Pomnik stoi przy budynku dyrekcji kopalni, w której od lutego tego roku nie wydobywa już węgla. Kopalnia należy do Spółki Restrukturyzacji Kopalń (SRK). Likwidacja zakładu potrwa do końca 2021 roku, SRK rozpoczęła starania o przeniesienie pomnika górników w inne miejsce.
"Dyrekcja kopalni prowadzi w tej sprawie rozmowy z samorządem i miejscową parafią. Szukamy godnego miejsca, gdzie pomnik – odpowiednio wyeksponowany - w przyszłości będzie przypominał zarówno o tragicznym zdarzeniu z 18 września 2009 roku, jak i o samej kopalni. Liczymy, że za rok - w 10. rocznicę katastrofy - monument będzie już stał w nowym miejscu" - powiedział w poniedziałek PAP rzecznik SRK Wojciech Jaros.
Nowa lokalizacja pomnika nie jest jeszcze przesądzona. Jedna z koncepcji zakłada przeniesienie go na teren parafii w Rudzie Śląskiej - Kochłowicach, był też pomysł, by obelisk znalazł się w rudzkim Parku Pamięci. Decyzje w tej sprawie dotąd nie zapadły.

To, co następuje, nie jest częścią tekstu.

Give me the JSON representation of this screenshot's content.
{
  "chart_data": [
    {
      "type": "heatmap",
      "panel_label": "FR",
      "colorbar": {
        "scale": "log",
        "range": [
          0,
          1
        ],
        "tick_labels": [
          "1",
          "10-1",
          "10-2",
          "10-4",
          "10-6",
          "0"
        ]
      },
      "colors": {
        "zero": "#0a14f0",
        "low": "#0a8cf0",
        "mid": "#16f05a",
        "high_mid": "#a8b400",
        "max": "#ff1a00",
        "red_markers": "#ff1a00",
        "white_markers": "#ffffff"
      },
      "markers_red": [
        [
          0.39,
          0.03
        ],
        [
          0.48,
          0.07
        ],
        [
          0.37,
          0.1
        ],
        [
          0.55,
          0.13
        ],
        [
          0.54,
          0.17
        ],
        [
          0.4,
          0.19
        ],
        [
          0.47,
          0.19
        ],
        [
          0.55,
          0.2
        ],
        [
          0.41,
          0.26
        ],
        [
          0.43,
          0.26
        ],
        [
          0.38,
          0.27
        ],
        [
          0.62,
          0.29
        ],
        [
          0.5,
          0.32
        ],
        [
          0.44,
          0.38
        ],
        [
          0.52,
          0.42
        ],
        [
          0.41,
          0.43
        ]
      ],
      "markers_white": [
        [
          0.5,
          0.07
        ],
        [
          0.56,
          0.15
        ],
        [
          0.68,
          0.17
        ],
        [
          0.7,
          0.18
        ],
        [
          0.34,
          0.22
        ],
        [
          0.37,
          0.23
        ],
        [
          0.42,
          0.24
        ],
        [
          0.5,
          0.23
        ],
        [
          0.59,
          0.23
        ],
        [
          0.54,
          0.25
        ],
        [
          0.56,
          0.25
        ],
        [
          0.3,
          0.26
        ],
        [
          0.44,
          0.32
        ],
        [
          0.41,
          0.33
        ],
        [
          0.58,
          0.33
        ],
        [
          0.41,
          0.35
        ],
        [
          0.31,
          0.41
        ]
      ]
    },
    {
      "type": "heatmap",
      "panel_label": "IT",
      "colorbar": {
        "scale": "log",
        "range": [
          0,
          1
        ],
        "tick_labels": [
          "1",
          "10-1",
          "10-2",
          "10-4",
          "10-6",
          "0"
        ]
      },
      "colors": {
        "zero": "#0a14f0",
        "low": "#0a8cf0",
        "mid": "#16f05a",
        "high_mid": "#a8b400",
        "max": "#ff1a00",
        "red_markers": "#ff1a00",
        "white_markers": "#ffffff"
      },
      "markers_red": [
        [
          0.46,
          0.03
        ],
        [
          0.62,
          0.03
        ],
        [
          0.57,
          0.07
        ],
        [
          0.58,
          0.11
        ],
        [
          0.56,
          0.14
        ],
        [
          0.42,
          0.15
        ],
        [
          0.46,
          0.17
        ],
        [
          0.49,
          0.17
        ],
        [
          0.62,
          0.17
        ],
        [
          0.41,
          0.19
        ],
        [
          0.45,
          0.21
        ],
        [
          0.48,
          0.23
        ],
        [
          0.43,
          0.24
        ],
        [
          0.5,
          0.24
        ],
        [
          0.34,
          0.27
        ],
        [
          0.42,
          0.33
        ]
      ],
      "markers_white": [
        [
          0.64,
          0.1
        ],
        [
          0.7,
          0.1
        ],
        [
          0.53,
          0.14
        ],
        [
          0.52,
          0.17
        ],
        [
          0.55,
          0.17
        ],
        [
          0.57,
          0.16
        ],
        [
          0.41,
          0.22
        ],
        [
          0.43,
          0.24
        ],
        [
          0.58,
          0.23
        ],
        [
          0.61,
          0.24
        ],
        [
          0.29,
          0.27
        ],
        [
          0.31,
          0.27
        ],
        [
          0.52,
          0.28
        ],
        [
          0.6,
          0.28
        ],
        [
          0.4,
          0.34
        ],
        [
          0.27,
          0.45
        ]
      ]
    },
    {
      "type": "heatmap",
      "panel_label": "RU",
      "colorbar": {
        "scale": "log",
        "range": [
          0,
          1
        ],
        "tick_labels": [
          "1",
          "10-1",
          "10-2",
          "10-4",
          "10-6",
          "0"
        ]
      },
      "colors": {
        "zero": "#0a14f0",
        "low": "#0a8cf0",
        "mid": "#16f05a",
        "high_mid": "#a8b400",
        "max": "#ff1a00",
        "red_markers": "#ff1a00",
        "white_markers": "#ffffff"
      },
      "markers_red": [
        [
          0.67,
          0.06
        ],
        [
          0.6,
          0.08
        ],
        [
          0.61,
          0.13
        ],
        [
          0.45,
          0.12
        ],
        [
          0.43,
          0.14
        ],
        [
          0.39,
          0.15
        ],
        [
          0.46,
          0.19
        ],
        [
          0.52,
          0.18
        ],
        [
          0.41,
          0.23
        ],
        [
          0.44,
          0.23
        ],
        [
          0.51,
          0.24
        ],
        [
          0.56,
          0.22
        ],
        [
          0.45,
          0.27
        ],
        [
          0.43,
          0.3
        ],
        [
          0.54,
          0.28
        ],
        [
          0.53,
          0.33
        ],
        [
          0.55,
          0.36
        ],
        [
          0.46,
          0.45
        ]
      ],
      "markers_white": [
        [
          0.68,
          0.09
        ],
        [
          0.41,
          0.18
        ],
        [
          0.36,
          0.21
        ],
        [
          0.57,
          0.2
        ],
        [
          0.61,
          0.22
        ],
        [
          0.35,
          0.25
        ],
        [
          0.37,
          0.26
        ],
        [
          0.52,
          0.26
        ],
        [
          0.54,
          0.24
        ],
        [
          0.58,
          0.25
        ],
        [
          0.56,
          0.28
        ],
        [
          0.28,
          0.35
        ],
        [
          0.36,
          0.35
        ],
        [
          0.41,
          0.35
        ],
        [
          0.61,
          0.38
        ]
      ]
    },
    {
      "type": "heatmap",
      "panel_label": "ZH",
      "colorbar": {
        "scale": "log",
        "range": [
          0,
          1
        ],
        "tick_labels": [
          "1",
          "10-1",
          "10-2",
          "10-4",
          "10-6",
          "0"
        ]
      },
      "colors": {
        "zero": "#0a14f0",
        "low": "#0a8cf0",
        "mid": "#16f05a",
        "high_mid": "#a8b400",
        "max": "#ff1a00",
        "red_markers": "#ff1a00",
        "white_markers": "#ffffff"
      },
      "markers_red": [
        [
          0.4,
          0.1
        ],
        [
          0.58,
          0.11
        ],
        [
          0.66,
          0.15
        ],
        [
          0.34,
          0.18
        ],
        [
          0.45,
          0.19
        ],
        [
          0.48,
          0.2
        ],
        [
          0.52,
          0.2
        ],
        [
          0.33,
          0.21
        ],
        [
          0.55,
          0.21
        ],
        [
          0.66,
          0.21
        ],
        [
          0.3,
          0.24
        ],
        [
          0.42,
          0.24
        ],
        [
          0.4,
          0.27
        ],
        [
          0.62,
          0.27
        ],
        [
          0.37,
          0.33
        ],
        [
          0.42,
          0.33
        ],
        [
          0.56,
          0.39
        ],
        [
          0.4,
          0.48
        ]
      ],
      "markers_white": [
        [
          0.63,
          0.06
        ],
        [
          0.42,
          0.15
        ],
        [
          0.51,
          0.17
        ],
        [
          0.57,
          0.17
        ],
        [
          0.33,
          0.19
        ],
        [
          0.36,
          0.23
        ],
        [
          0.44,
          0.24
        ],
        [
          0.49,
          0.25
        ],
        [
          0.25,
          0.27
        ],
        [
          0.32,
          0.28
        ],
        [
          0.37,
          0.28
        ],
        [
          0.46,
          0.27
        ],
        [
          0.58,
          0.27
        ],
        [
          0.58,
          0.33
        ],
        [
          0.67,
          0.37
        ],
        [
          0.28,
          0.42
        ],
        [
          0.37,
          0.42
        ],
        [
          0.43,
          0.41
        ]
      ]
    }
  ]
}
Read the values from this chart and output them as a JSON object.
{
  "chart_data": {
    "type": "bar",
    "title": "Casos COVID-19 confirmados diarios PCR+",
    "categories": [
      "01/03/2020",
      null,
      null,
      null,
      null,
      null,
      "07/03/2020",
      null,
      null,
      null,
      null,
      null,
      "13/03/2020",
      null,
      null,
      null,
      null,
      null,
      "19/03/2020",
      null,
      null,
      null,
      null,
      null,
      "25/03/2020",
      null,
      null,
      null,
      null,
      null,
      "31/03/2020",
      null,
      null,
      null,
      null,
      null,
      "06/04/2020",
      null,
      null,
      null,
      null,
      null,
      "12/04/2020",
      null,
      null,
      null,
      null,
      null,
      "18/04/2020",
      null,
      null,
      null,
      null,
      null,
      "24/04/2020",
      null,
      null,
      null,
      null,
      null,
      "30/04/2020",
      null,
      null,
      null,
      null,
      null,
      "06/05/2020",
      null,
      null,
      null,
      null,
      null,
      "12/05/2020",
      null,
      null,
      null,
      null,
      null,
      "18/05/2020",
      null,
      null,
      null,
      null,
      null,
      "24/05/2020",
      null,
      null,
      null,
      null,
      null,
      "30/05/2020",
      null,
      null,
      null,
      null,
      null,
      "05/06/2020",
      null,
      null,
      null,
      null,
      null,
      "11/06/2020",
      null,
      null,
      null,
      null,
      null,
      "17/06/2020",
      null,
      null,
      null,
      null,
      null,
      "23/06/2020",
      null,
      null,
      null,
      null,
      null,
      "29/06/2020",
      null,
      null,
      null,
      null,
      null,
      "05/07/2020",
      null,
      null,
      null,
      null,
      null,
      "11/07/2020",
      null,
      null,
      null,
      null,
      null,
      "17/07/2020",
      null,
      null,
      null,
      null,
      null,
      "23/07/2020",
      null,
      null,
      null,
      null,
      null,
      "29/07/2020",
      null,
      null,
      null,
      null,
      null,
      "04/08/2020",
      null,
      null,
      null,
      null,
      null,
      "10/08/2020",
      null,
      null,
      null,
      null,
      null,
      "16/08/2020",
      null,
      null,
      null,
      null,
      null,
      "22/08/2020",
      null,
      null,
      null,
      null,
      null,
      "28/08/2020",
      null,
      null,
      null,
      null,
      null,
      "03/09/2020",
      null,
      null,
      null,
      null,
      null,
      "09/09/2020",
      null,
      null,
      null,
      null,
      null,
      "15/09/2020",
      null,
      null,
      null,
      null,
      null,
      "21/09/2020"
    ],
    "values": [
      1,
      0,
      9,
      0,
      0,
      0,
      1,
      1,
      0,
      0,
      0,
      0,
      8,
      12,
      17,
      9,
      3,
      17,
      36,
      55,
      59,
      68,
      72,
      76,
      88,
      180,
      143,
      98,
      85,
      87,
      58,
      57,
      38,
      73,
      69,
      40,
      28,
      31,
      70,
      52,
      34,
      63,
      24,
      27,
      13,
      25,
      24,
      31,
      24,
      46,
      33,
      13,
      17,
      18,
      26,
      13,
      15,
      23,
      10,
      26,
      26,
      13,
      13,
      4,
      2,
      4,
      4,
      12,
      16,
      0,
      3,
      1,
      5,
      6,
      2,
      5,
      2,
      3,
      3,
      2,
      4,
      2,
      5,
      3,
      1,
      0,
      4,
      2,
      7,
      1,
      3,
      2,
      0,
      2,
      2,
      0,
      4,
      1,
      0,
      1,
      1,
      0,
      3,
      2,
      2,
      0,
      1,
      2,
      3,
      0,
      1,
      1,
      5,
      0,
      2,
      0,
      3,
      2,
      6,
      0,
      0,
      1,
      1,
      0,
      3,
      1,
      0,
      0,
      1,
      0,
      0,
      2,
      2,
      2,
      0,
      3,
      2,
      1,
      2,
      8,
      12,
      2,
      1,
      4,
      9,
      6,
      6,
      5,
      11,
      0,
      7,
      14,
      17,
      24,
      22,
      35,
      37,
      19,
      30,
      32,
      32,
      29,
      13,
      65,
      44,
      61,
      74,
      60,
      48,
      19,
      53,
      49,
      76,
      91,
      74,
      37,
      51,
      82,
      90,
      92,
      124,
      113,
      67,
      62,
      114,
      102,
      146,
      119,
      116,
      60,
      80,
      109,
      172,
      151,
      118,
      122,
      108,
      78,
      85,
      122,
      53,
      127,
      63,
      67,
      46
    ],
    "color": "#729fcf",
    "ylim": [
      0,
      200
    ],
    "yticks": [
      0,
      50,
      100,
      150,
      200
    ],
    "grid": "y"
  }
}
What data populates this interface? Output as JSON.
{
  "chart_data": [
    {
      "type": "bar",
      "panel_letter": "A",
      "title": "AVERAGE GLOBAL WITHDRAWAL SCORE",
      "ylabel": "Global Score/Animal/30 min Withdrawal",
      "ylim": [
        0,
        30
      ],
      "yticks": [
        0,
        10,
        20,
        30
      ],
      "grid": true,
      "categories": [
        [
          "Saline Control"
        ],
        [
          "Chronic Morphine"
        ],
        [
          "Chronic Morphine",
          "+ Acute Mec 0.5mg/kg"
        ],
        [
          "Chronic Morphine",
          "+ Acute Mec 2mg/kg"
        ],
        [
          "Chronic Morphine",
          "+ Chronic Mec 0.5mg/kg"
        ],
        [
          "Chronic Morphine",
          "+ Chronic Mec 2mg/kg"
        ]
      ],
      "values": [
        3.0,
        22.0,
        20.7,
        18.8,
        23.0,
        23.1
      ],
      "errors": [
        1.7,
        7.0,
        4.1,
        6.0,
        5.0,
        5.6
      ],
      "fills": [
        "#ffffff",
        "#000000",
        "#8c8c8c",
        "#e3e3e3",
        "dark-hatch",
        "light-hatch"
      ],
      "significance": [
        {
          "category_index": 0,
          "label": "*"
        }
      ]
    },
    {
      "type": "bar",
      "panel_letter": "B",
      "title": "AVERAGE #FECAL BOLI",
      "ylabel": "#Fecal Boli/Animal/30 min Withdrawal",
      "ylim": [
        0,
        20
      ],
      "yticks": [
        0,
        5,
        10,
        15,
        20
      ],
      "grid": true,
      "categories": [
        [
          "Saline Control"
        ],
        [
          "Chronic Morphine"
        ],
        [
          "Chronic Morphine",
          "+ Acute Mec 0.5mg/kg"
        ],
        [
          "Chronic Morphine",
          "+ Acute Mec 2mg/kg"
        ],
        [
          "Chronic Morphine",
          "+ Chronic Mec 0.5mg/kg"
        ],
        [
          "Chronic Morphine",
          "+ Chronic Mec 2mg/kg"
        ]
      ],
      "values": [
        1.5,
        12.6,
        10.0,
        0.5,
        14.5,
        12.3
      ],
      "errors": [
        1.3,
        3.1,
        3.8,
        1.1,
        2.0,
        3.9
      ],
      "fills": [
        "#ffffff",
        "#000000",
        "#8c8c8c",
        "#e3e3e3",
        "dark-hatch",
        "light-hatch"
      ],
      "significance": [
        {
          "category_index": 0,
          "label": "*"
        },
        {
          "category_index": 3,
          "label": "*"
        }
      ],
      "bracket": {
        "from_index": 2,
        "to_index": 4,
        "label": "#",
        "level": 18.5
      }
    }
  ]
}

Przedstawiciele SRK spodziewają się, że po zakończeniu likwidacji kopalni Śląsk, poprzemysłowy teren znajdzie inwestora. Kopalnia położona jest w atrakcyjnym miejscu, między Katowicami a Rudą Śląską, w bliskim sąsiedztwie autostrady A4, z którą ma dobre połączenie drogowe.
"Z uwagi na atrakcyjność terenu nie powinno być kłopotów ze znalezieniem chętnych na jego zakup. Oczywiście w pierwszej kolejności - jak zawsze - Spółka Restrukturyzacji Kopalń prowadzi rozmowy z gminami" - zastrzegł Jaros.
Wypadek w rudzkiej kopalni Śląsk (wówczas zakład był częścią katowickiej kopalni Wujek) był jedną z największych w ostatnim dziesięcioleciu tragedii w polskim górnictwie. Doszło do niego 18 września 2009 r. około godz. 10.10 w wyrobisku 1050 m pod ziemią. W dniu wypadku zginęło 12 górników, a 8 kolejnych zmarło w następnych dniach w szpitalach; 37 innych zostało rannych, w tym wielu ciężko poparzonych.
Krótko po katastrofie przypuszczano, że w kopalni doszło do zapalenia metanu. Później okazało się, że gaz ten również wybuchł. Górników zabiły płomienie, sięgająca tysiąca stopni Celsjusza temperatura, podmuch i przemieszczająca się fala ciśnienia oraz atmosfera, która nie nadawała się do oddychania. Z opinii biegłych wynikało, że zapalenie i wybuch metanu miały charakter naturalny. Gaz zgromadził się w przestrzeni po eksploatacji węgla i w wyniku ruchu górotworu uwolnił się do wyrobiska; tam doszło do jego samozapłonu i wybuchu. Wszystko trwało najwyżej półtorej sekundy.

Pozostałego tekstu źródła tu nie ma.